Antenados ao universo da leitura no mundo, esses profissionais podem organizar diversas atividades de divulgação dos livros, como por exemplo: vitrines temáticas, exibição de filmes baseados em obras literárias ou ranking dos livros mais lidos. Sem ações como essas, muitas obras ficam esquecidas nas estantes, afastadas dos leitores.

Investir na formação leitora de usuários das bibliotecas é outro passo importante para difundir a prática da leitura. A partir de bibliotecas escolares, por exemplo, é possível iniciar um trabalho de ampliação do repertório literário do público jovem.

Recentemente, visitando as bibliotecas públicas da Alemanha, constatei a prática de uma pedagogia biblioteconômica. Na cidade de Biberach, muitas escolas preparam suas crianças para serem independentes nas bibliotecas.

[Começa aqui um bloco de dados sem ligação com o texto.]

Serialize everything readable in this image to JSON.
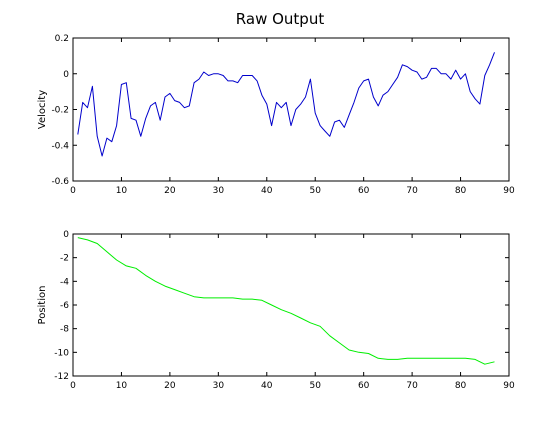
{
  "figure_title": "Raw Output",
  "chart_data": [
    {
      "type": "line",
      "xlabel": "",
      "ylabel": "Velocity",
      "xlim": [
        0,
        90
      ],
      "ylim": [
        -0.6,
        0.2
      ],
      "x_ticks": [
        0,
        10,
        20,
        30,
        40,
        50,
        60,
        70,
        80,
        90
      ],
      "y_ticks": [
        -0.6,
        -0.4,
        -0.2,
        0,
        0.2
      ],
      "y_tick_labels": [
        "-0.6",
        "-0.4",
        "-0.2",
        "0",
        "0.2"
      ],
      "x_tick_labels": [
        "0",
        "10",
        "20",
        "30",
        "40",
        "50",
        "60",
        "70",
        "80",
        "90"
      ],
      "grid": false,
      "series": [
        {
          "color": "#0000cc",
          "x": [
            1,
            2,
            3,
            4,
            5,
            6,
            7,
            8,
            9,
            10,
            11,
            12,
            13,
            14,
            15,
            16,
            17,
            18,
            19,
            20,
            21,
            22,
            23,
            24,
            25,
            26,
            27,
            28,
            29,
            30,
            31,
            32,
            33,
            34,
            35,
            36,
            37,
            38,
            39,
            40,
            41,
            42,
            43,
            44,
            45,
            46,
            47,
            48,
            49,
            50,
            51,
            52,
            53,
            54,
            55,
            56,
            57,
            58,
            59,
            60,
            61,
            62,
            63,
            64,
            65,
            66,
            67,
            68,
            69,
            70,
            71,
            72,
            73,
            74,
            75,
            76,
            77,
            78,
            79,
            80,
            81,
            82,
            83,
            84,
            85,
            86,
            87
          ],
          "values": [
            -0.34,
            -0.16,
            -0.19,
            -0.07,
            -0.35,
            -0.46,
            -0.36,
            -0.38,
            -0.29,
            -0.06,
            -0.05,
            -0.25,
            -0.26,
            -0.35,
            -0.25,
            -0.18,
            -0.16,
            -0.26,
            -0.13,
            -0.11,
            -0.15,
            -0.16,
            -0.19,
            -0.18,
            -0.05,
            -0.03,
            0.01,
            -0.01,
            0.0,
            0.0,
            -0.01,
            -0.04,
            -0.04,
            -0.05,
            -0.01,
            -0.01,
            -0.01,
            -0.04,
            -0.12,
            -0.17,
            -0.29,
            -0.16,
            -0.19,
            -0.16,
            -0.29,
            -0.2,
            -0.17,
            -0.13,
            -0.03,
            -0.22,
            -0.29,
            -0.32,
            -0.35,
            -0.27,
            -0.26,
            -0.3,
            -0.23,
            -0.16,
            -0.08,
            -0.04,
            -0.03,
            -0.13,
            -0.18,
            -0.12,
            -0.1,
            -0.06,
            -0.02,
            0.05,
            0.04,
            0.02,
            0.01,
            -0.03,
            -0.02,
            0.03,
            0.03,
            0.0,
            0.0,
            -0.03,
            0.02,
            -0.03,
            0.0,
            -0.1,
            -0.14,
            -0.17,
            -0.01,
            0.05,
            0.12
          ]
        }
      ]
    },
    {
      "type": "line",
      "xlabel": "",
      "ylabel": "Position",
      "xlim": [
        0,
        90
      ],
      "ylim": [
        -12,
        0
      ],
      "x_ticks": [
        0,
        10,
        20,
        30,
        40,
        50,
        60,
        70,
        80,
        90
      ],
      "y_ticks": [
        -12,
        -10,
        -8,
        -6,
        -4,
        -2,
        0
      ],
      "y_tick_labels": [
        "-12",
        "-10",
        "-8",
        "-6",
        "-4",
        "-2",
        "0"
      ],
      "x_tick_labels": [
        "0",
        "10",
        "20",
        "30",
        "40",
        "50",
        "60",
        "70",
        "80",
        "90"
      ],
      "grid": false,
      "series": [
        {
          "color": "#00ee00",
          "x": [
            1,
            3,
            5,
            7,
            9,
            11,
            13,
            15,
            17,
            19,
            21,
            23,
            25,
            27,
            30,
            33,
            35,
            37,
            39,
            41,
            43,
            45,
            47,
            49,
            51,
            53,
            55,
            57,
            59,
            61,
            63,
            65,
            67,
            69,
            71,
            73,
            75,
            77,
            79,
            81,
            83,
            85,
            87
          ],
          "values": [
            -0.3,
            -0.5,
            -0.8,
            -1.5,
            -2.2,
            -2.7,
            -2.9,
            -3.5,
            -4.0,
            -4.4,
            -4.7,
            -5.0,
            -5.3,
            -5.4,
            -5.4,
            -5.4,
            -5.5,
            -5.5,
            -5.6,
            -6.0,
            -6.4,
            -6.7,
            -7.1,
            -7.5,
            -7.8,
            -8.6,
            -9.2,
            -9.8,
            -10.0,
            -10.1,
            -10.5,
            -10.6,
            -10.6,
            -10.5,
            -10.5,
            -10.5,
            -10.5,
            -10.5,
            -10.5,
            -10.5,
            -10.6,
            -11.0,
            -10.8
          ]
        }
      ]
    }
  ]
}
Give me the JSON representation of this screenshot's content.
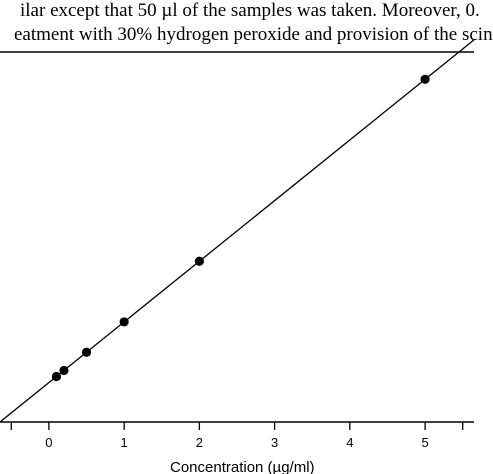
{
  "caption": {
    "line1": "ilar except that 50 µl of the samples was taken. Moreover, 0.",
    "line2": "eatment with 30% hydrogen peroxide and provision of the scin"
  },
  "chart_data": {
    "type": "scatter",
    "title": "",
    "xlabel": "Concentration (µg/ml)",
    "ylabel": "",
    "xlim": [
      -0.65,
      5.65
    ],
    "x_ticks": [
      0,
      1,
      2,
      3,
      4,
      5
    ],
    "series": [
      {
        "points": [
          {
            "x": 0.1,
            "y": 0.1
          },
          {
            "x": 0.2,
            "y": 0.2
          },
          {
            "x": 0.5,
            "y": 0.5
          },
          {
            "x": 1.0,
            "y": 1.0
          },
          {
            "x": 2.0,
            "y": 2.0
          },
          {
            "x": 5.0,
            "y": 5.0
          }
        ]
      }
    ],
    "fit_line": {
      "slope": 1.0,
      "intercept": 0.0
    },
    "ylim": [
      -0.65,
      5.45
    ],
    "grid": false,
    "colors": {
      "marker": "#000000",
      "line": "#000000",
      "axis": "#000000"
    }
  }
}
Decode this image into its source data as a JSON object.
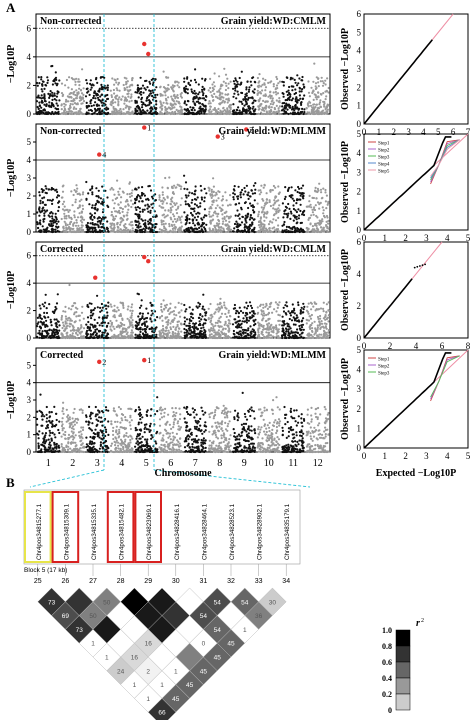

Nesses espaços, os livros ganham cores especiais nas lombadas e indicam o grau de complexidade dos textos, para além da classificação usual. As crianças são então ensinadas a retirar e recolocar os livros com autonomia e assim se familiarizam rapidamente com a organização do acervo.

Para que os jovens brasileiros se transformem também em adultos leitores, as boas experiências nas bibliotecas escolares são decisivas.

 

Margareth Caldas Fuchs

Professora e pesquisadora de literatura infanto-juvenil. Atuou com gerente de Bibliotecas Escolares da Rede Municipal de Ensino de Curitiba (PR) e atualmente coordena o Projeto Leituras na mesma Rede.